Course Content (Themes, Concepts, Issues and Skills)
- The historical development of the Roman alphabet, including the influence of both cultural and technological factors on the development of letter styles.
- The historical development of the Carolingian and uncial alphabet styles in the Middle Ages, and their use in medieval illuminated manuscripts.
- Application, interpretation and redefinition of calligraphic ideas, drawing on historical and cultural contexts, while exploring personal expression and creative limits.
- The role of 2D design in calligraphy, and letterforms' role in graphic design.
- Demonstration and critical analysis of handwritten letterforms, considering legibility, harmony of form and technical skill in writing.
- Art materials appropriate for calligraphy.

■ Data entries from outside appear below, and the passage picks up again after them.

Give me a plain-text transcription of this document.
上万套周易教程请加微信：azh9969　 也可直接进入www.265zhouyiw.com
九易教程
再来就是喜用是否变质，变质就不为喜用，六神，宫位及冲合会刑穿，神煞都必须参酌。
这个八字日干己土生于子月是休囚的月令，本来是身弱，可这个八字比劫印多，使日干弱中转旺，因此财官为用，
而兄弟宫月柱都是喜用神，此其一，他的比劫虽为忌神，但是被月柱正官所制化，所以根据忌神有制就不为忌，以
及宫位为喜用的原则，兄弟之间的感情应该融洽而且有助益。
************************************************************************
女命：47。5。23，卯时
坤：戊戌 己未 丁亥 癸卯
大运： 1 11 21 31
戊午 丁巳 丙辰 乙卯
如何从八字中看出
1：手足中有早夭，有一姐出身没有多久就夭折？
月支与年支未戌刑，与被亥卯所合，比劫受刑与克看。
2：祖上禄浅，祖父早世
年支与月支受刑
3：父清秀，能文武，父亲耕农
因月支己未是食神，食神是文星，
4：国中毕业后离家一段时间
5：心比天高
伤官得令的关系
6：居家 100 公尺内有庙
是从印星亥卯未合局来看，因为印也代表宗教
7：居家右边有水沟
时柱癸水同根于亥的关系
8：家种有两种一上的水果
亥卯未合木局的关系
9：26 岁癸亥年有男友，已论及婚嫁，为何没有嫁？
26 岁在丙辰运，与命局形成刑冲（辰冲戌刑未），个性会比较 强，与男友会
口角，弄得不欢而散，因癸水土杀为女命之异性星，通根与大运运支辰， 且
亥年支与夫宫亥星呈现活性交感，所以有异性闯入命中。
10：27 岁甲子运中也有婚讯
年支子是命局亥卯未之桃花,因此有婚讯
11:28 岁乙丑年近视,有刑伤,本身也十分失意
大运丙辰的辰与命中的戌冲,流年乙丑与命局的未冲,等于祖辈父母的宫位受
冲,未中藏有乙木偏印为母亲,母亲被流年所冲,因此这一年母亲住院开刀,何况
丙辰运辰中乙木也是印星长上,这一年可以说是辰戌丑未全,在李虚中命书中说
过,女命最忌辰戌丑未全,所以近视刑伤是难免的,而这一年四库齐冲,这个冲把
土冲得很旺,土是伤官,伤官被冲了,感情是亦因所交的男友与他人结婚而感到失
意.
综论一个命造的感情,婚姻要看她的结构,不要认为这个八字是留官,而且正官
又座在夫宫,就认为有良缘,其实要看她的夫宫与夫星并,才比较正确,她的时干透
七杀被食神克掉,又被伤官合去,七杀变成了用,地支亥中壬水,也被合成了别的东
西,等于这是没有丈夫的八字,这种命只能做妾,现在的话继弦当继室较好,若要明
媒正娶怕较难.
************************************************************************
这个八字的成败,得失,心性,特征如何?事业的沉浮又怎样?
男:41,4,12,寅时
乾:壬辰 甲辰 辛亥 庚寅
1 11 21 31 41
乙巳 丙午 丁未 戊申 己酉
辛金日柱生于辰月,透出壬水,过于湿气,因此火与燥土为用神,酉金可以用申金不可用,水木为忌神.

- Techniques employed in the lettering arts, including gilding, illumination, rubrication, and pen-making (quill and reed).
- Two-dimensional design concepts as they relate to fine art, graphic design and book design.
- The value of craft in art-making.
- Exploration of the relationship between form and content, and of how to synthesize idea and image using text and handwritten letters.
- Discussion of typeface design, and its roots in and relationship to evolved historical letterforms studied in class.
- Strategies for developing ideas.
- Strategies for problem solving in page layout and composition.
The successful student should be able to:
- demonstrate skill in the use of a variety of lettering tools, materials and techniques.
- write several historic scripts and contemporary variations, which may include the following: Roman majuscules, brush-written rustics, uncial, italic, Humanist Bookhand, Lombardic and Carolingian versals, Gothic Blackletter, Gothicized Italic, Modern Foundational and Neuland.
- recognize and appraise the evolution in letter shape and structure due to the influence of writing tools and culture.
- trace the development of the Roman alphabet during a particular period.
- apply vocabulary necessary to discuss the formal, conceptual, historic and technical aspects of calligraphy.
- examine the functions of different letterforms, currently as well as historically.
- discriminate between various writing styles.
- make interesting, challenging, expressive, appropriately crafted works of calligraphy.
- produce "camera-ready" calligraphy for a variety of print technologies.
- transfer to a four-year college and continue a course of study in the field of fine art, graphic design or art history.